Investec Ireland predicts second election
GDP will grow 5% this year and by 4% in 2017, while more jobs will help boost consumer spend.
However, chief economist Philip O’Sullivan said the unemployment rate will be slow to fall as returning emigrants and more people re-join the workforce.
Despite recording some of the highest growth rates in Europe, Irish unemployment will remain relatively high at 7.4% in 2018, according to the forecasts.
Mr O’Sullivan said home prices and rents are likely to rise by an average of 3% to 5% a year over the next few years, as supply constraints continue to weigh on the housing market here.
The economist said he would expect to see new supply of homes coming into the market, but that it will take a few years before 20,000 or 25,000 new homes that are required each year to meet rising demand will be delivered.
The competitive currency helped boost the economy last year, but risks of the UK voting to exit the EU in June, in a so-called Brexit, and other political risks “have intensified”.
Among such political risks is the US presidential election “that could lead to adverse outcomes for the Irish economy”.
Political impasse at home will likely lead to a policy paralysis in tackling “problems in housing and aspects of public investment, with unhelpful implications for competitiveness”.
“Our expectation is that this (a minority Fine Gael administration) will prove short-lived, with another election due in November, if the government fails to secure sufficient support for October’s Budget.

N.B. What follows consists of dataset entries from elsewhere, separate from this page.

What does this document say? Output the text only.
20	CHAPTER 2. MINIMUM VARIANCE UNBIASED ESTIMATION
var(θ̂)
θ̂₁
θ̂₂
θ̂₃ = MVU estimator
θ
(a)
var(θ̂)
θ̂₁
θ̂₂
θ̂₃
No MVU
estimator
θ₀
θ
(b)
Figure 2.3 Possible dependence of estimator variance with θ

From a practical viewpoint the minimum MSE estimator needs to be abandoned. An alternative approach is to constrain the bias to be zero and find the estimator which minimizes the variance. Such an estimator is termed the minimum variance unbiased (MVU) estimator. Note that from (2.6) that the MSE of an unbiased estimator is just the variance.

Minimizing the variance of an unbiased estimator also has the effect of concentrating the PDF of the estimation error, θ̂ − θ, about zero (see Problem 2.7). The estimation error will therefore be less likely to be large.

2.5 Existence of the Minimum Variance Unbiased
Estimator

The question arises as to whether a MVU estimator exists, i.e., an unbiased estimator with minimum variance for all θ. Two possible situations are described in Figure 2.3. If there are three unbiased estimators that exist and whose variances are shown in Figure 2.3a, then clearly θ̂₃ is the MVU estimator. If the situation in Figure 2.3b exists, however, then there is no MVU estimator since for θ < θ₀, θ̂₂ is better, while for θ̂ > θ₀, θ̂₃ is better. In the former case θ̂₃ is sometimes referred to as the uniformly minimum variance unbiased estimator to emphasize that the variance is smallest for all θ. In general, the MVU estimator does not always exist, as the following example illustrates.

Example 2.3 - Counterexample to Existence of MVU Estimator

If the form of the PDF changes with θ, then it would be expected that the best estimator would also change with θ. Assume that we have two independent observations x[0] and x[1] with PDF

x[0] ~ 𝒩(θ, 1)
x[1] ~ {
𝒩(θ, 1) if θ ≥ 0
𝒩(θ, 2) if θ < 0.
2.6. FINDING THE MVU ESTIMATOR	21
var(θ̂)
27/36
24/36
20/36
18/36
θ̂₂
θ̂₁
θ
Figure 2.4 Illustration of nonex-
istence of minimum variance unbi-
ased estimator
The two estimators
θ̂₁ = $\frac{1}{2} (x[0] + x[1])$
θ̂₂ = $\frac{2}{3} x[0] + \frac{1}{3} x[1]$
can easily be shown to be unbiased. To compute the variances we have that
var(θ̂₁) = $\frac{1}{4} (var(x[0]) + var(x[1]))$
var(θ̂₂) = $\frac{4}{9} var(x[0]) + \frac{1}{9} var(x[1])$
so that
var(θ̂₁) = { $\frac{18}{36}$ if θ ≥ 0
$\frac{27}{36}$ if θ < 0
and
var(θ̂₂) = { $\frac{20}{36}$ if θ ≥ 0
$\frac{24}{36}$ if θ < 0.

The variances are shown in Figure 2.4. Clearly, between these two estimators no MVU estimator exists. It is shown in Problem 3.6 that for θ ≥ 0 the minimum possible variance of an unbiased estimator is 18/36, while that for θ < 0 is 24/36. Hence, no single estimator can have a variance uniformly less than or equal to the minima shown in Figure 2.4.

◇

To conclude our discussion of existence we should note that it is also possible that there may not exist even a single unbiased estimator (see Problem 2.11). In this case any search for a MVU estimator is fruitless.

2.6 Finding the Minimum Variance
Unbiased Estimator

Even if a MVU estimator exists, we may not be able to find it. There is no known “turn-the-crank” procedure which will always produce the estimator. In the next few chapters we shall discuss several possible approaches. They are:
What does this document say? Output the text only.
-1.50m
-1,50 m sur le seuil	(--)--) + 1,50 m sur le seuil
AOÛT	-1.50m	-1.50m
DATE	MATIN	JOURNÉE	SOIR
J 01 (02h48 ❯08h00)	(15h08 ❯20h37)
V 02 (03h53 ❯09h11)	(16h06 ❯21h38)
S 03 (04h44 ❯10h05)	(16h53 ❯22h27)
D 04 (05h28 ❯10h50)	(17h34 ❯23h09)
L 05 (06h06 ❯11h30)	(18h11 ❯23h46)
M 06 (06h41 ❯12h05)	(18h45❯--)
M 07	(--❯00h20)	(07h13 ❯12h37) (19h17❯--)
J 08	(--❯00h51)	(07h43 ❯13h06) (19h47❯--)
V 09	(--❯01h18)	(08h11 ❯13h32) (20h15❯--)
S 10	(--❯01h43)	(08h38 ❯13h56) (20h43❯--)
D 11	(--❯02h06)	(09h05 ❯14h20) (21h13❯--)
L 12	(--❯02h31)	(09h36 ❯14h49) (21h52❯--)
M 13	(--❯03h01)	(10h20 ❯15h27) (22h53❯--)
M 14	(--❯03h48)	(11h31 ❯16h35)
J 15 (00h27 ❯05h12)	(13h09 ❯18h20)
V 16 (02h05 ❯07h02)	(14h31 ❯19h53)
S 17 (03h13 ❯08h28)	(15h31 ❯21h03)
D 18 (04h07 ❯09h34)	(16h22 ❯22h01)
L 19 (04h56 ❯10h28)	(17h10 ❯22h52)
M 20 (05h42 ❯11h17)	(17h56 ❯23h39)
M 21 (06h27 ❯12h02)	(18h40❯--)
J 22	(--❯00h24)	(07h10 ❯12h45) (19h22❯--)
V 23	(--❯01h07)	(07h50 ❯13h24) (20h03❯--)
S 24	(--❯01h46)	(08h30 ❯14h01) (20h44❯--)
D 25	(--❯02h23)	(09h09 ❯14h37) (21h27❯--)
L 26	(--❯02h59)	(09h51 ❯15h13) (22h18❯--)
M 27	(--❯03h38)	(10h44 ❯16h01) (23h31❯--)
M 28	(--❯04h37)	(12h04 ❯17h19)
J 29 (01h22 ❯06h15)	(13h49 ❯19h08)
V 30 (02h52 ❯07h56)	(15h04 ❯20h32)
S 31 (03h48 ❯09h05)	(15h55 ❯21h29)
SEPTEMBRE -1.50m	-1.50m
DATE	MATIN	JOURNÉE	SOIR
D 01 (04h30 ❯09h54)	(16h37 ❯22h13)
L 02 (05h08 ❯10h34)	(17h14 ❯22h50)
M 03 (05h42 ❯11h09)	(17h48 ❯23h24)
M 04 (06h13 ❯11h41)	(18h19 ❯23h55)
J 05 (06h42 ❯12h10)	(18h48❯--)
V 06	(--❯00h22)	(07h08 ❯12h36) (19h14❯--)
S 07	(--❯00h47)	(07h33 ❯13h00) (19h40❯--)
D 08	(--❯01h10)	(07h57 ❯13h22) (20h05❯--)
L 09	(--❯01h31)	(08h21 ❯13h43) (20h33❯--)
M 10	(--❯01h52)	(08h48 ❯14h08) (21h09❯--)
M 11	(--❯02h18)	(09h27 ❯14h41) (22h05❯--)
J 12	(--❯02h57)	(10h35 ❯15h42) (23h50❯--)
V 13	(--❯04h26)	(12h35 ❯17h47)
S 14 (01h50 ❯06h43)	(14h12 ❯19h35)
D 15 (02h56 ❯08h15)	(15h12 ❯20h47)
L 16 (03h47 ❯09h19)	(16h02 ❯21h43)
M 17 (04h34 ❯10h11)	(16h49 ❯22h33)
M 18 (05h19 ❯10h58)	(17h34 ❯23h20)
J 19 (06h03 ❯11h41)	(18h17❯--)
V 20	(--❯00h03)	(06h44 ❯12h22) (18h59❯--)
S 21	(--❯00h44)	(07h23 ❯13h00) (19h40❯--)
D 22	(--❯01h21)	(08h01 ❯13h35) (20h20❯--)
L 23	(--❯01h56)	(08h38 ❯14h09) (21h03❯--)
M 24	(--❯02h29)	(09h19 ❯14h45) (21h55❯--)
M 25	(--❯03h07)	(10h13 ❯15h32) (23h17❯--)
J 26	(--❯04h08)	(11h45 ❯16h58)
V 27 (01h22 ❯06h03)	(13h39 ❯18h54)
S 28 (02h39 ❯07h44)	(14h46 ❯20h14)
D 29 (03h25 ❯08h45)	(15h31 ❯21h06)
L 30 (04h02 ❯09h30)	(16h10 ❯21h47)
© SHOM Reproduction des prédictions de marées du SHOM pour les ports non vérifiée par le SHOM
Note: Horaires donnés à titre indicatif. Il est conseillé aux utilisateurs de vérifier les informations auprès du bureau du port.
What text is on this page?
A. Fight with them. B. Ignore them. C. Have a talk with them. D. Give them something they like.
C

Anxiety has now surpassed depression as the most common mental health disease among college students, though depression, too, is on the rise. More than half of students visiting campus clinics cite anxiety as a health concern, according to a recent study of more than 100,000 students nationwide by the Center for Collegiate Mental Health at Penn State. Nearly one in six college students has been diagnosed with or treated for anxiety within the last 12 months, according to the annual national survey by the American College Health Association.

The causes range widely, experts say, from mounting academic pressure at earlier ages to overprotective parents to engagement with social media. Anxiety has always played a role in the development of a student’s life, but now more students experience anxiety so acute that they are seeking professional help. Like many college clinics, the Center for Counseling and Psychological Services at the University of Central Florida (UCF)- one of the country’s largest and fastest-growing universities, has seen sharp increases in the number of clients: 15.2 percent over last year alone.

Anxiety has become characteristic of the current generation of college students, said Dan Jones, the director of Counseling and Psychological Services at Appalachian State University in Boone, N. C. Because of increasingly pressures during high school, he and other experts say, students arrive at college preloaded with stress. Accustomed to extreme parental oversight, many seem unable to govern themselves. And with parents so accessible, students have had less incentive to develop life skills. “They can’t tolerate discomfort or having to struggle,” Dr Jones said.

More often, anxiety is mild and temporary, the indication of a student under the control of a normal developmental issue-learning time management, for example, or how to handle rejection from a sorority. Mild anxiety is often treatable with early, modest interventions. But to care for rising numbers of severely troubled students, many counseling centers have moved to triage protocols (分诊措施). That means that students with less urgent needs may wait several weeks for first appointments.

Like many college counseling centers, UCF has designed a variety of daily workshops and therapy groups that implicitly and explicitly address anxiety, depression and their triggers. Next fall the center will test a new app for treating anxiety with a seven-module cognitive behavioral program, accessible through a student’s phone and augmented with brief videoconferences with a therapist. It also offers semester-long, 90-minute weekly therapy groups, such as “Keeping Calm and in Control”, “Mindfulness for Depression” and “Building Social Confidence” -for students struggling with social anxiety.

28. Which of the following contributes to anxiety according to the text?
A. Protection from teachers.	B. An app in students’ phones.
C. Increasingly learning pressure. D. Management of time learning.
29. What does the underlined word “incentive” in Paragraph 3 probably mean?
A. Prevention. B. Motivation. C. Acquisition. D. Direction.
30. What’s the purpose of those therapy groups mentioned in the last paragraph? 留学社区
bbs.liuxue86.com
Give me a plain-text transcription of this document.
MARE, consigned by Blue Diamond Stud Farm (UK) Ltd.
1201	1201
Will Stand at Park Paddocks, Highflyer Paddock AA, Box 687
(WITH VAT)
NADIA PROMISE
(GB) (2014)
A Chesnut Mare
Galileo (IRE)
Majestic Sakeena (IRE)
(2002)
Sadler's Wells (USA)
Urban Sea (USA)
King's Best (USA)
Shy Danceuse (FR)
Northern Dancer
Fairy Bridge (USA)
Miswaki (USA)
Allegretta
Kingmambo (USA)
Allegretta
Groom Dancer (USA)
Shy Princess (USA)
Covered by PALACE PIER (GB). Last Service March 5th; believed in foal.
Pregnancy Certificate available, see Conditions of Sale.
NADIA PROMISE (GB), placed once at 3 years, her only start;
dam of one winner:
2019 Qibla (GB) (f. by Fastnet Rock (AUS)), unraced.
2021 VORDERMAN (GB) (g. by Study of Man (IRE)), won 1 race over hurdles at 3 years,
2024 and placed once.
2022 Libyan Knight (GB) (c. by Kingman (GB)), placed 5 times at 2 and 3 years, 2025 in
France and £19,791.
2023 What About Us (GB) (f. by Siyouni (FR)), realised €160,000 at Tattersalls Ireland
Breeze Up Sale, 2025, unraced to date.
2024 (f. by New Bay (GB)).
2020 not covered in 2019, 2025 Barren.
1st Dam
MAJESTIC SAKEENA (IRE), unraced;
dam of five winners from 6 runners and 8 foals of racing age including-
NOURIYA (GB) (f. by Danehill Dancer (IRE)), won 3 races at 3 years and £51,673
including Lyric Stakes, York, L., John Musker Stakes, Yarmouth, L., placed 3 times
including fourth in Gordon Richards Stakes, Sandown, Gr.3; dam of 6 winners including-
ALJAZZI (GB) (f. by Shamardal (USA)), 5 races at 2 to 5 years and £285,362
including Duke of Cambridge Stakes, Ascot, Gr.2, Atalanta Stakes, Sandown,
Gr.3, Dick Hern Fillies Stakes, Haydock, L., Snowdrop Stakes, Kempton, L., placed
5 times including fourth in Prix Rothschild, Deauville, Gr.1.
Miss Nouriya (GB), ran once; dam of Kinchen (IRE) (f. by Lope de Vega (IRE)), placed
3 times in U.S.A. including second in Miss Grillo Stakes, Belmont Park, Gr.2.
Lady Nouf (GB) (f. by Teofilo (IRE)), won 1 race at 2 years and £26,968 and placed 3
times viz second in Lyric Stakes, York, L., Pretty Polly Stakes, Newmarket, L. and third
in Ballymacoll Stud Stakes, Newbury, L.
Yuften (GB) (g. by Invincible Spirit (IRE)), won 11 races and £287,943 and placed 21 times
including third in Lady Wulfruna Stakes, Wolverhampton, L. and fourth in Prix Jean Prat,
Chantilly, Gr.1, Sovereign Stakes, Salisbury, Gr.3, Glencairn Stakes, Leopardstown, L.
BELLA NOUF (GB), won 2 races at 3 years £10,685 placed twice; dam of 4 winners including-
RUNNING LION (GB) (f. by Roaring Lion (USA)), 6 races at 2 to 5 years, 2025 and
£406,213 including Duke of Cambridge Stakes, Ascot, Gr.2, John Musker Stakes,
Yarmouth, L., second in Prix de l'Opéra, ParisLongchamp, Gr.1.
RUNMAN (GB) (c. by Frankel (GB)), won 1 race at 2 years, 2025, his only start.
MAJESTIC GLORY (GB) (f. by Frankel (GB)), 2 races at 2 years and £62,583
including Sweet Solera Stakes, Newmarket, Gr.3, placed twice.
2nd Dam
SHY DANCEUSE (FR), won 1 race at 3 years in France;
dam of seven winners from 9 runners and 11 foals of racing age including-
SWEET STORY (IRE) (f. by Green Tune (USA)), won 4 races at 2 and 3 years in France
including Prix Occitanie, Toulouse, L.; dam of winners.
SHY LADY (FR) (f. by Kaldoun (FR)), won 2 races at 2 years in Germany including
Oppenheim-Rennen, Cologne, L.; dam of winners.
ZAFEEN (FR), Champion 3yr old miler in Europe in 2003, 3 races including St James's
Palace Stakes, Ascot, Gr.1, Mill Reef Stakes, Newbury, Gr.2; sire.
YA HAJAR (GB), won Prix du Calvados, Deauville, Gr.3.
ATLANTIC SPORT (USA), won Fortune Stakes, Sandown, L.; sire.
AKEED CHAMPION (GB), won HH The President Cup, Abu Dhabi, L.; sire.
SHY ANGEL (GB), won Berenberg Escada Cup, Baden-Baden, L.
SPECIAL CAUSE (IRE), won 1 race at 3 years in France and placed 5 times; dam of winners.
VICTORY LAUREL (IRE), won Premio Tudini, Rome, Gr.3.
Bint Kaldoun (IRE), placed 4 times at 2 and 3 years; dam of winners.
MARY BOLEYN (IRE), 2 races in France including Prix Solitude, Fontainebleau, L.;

"With that being said, given the minor policy differences between the mainstream parties — who secured three-fifths of the vote in the last election — we do not expect any material policy shifts in Ireland for the foreseeable future,” said Investec Ireland.
The Dublin office market is a “sweet spot” for land lords, though the economy will benefit as new projects start to come on the market from late next year.
Listing the economy’s strong points, Investec Ireland points to strong jobs growth last year by IDA-funded companies; a high level of goods exported to Europe and North America; and a “resilient” export performance that has helped push the State’s balance of profits back into a surplus.